Conclusions: Children mourn in a different way from
adults. Their grief may not be easily detected. The proper way of informing
the child, the encouragement to the expression of feelings, the
living memories of their late parent and the participation in the family
grieving process (both for children and adults) are not causes of further stress
and anxiety but lead to a better way of resolving the grieving process,
offering comfort and relief. Young children between the age of 2 – 5 years require repeated
explanations
of what has happened. Older children of
5-8 years of age need to be given the opportunity to ask questions and to be given as
much information as possible to allow them to adjust. They may be very
interested in the death rituals. Increasing awareness of their own
mortality and the fear and insecurity that this can cause is more apparent
on children of 8-12 years old.
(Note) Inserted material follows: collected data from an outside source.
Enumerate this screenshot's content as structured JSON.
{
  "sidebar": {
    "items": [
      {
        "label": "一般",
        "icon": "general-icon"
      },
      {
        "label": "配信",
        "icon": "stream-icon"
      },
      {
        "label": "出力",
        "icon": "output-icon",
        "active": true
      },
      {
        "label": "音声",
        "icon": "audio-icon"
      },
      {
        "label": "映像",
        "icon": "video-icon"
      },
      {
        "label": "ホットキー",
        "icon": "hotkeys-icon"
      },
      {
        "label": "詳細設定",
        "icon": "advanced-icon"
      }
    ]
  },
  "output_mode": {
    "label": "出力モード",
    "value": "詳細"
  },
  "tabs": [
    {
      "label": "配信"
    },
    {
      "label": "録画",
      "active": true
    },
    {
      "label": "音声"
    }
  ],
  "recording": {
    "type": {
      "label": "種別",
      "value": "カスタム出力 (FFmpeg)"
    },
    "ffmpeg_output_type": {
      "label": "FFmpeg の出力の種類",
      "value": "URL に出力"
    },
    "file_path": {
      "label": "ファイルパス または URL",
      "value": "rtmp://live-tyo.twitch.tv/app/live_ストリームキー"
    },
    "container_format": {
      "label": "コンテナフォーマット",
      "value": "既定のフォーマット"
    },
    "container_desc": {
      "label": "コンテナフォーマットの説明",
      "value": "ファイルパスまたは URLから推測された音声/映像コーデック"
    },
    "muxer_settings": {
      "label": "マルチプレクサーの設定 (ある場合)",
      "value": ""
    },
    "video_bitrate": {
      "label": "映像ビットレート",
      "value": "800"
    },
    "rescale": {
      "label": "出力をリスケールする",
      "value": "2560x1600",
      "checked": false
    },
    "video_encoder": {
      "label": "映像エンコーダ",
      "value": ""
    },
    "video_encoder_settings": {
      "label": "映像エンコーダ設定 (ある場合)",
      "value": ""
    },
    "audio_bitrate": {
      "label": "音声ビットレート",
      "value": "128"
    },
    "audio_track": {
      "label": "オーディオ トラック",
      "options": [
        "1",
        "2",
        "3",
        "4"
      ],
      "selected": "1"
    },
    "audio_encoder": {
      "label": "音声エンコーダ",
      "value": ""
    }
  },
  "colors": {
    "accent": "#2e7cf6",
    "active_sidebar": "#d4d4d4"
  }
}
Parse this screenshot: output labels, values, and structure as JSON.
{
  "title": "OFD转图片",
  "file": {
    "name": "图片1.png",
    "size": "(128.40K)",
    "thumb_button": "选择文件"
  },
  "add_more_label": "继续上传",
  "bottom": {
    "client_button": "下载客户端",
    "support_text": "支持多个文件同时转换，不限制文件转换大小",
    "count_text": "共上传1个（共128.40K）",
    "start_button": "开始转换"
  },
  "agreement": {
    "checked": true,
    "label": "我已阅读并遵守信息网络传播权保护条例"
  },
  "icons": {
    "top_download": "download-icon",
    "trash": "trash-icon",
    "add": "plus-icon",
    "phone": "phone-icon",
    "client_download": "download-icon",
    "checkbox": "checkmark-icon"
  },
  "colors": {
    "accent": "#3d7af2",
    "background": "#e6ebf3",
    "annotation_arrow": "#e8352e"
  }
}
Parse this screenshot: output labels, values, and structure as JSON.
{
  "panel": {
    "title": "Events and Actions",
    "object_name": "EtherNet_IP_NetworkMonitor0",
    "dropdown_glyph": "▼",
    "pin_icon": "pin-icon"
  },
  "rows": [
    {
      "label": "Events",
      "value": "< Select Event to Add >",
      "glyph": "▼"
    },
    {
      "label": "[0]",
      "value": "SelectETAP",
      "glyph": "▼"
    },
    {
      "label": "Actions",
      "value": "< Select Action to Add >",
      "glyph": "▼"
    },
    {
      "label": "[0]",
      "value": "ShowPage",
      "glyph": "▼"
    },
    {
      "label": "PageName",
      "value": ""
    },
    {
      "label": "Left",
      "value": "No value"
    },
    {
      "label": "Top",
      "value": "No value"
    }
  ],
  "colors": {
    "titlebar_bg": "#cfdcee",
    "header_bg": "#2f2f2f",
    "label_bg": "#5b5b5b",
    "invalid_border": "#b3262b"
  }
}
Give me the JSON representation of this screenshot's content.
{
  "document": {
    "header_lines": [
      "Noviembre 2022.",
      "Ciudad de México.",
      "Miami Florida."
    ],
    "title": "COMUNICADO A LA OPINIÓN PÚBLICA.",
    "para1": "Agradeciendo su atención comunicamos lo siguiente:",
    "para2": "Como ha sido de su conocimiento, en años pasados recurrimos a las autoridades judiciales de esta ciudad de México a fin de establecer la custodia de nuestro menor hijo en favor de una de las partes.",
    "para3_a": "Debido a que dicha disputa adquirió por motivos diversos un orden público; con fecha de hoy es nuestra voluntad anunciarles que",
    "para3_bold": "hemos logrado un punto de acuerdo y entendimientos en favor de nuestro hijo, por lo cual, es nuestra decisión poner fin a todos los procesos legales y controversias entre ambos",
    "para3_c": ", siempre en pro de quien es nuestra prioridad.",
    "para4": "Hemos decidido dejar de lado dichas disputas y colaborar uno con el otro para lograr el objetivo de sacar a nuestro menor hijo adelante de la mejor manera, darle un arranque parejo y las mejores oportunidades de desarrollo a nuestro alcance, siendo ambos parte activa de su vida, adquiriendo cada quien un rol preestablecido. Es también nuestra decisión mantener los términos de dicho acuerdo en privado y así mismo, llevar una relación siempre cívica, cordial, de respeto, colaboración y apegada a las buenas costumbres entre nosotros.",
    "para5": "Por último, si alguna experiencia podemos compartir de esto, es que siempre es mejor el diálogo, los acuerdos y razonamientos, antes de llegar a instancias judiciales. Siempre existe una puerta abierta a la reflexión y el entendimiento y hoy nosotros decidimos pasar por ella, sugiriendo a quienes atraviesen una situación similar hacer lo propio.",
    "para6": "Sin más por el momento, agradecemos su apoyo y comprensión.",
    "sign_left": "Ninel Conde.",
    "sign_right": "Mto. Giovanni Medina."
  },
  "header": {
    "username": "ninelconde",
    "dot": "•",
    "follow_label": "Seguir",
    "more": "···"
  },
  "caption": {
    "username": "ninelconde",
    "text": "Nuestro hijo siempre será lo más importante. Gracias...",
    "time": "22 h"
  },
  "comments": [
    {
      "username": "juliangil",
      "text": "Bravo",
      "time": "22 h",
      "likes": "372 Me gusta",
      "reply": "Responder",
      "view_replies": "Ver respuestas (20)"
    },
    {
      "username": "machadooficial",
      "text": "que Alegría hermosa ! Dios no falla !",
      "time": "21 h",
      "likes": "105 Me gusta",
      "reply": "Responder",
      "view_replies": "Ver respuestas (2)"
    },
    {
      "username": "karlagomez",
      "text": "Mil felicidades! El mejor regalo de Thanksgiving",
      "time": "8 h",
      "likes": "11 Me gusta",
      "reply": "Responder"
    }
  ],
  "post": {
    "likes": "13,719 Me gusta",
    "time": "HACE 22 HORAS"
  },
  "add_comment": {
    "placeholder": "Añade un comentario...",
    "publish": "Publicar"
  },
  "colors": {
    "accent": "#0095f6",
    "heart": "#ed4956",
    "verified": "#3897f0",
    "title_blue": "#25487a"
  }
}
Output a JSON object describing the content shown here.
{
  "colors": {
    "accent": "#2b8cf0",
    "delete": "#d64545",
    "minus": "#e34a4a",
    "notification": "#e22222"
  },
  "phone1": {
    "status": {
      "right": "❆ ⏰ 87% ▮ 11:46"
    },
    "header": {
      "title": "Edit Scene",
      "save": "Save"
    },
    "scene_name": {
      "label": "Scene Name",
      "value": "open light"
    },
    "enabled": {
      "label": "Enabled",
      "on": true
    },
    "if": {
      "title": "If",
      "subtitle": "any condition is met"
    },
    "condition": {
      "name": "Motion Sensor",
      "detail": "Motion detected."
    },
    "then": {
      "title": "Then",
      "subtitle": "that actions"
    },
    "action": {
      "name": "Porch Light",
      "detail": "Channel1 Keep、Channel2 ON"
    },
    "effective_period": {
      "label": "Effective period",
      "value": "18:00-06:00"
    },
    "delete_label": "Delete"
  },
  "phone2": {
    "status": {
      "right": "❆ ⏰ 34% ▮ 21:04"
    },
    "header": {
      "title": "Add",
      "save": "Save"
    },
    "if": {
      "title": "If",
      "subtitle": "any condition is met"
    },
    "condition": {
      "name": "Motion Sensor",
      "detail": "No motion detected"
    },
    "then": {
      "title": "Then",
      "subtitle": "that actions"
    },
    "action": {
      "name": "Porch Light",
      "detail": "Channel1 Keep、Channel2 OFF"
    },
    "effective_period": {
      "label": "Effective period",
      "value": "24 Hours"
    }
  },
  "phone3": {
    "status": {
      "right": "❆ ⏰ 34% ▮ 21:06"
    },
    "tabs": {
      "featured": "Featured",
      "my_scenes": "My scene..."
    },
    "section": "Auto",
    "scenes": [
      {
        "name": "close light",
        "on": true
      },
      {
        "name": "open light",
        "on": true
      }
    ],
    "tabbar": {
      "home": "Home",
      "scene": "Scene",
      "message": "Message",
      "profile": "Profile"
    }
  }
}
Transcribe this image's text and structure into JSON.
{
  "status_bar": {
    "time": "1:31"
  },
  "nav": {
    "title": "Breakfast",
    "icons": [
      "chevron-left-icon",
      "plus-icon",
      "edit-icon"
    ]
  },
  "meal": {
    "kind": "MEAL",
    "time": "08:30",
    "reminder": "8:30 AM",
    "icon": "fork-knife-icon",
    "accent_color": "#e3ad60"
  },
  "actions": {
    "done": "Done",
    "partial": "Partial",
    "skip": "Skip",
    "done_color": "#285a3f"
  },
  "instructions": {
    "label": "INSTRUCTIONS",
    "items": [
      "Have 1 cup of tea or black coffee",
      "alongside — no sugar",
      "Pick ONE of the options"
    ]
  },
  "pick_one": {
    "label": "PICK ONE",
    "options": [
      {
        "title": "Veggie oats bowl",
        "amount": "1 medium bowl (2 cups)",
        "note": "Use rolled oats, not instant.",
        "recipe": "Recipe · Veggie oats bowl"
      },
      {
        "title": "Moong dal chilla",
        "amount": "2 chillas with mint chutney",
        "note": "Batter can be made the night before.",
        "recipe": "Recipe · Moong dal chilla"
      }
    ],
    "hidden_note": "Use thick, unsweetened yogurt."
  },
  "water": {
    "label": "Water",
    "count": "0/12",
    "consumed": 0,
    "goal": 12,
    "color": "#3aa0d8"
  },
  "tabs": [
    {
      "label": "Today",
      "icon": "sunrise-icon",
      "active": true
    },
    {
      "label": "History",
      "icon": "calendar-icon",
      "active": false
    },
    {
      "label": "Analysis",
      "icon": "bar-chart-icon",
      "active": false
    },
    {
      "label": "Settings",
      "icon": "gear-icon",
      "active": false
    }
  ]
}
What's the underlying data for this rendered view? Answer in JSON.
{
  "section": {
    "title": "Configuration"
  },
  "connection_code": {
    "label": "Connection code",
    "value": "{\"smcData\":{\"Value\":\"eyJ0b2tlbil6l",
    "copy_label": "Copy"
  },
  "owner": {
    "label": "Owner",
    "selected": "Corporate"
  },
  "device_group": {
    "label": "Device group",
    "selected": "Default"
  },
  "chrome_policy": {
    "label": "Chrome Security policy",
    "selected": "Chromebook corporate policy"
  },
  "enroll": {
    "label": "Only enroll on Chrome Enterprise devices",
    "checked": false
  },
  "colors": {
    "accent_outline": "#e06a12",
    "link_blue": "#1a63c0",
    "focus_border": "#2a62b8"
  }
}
They need to know details and
may seek answers to very specific questions. Teenagers may find it easier to discuss their feelings with a
sympathetic friend or adult than close family member,
although death increases anxieties about the future, and may
question the meaning of life and experience depression. They may be having difficulty coming
to terms with their own mortality and that of those
close to them and cope by refusing to contemplate the possibility of death by
experimenting with risk taking behaviour. Adults who have
the closest knowledge of the circumstances of the loss, and of the feelings and thoughts
of the loved one in the last moments, should share
that knowledge with those who couldn't be present at those
moments. They should provide the essential details
of loss to all family members, including children. Children
who don't have a personal knowledge of the circumstances
or were not present at the time of the loss, needn't be afraid of asking for such details.
They have to be encouraged to open communication regarding the facts
and circumstances of the loss. In families, where members do not share the loss-related
facts, do not express feelings and thoughts related
to loss, their emotions tend to go underground, and then resurface
in the form of symptomatic behaviors such as, decline in performance, alcoholism, drug abuse, acting
out behaviors, or physical illnesses.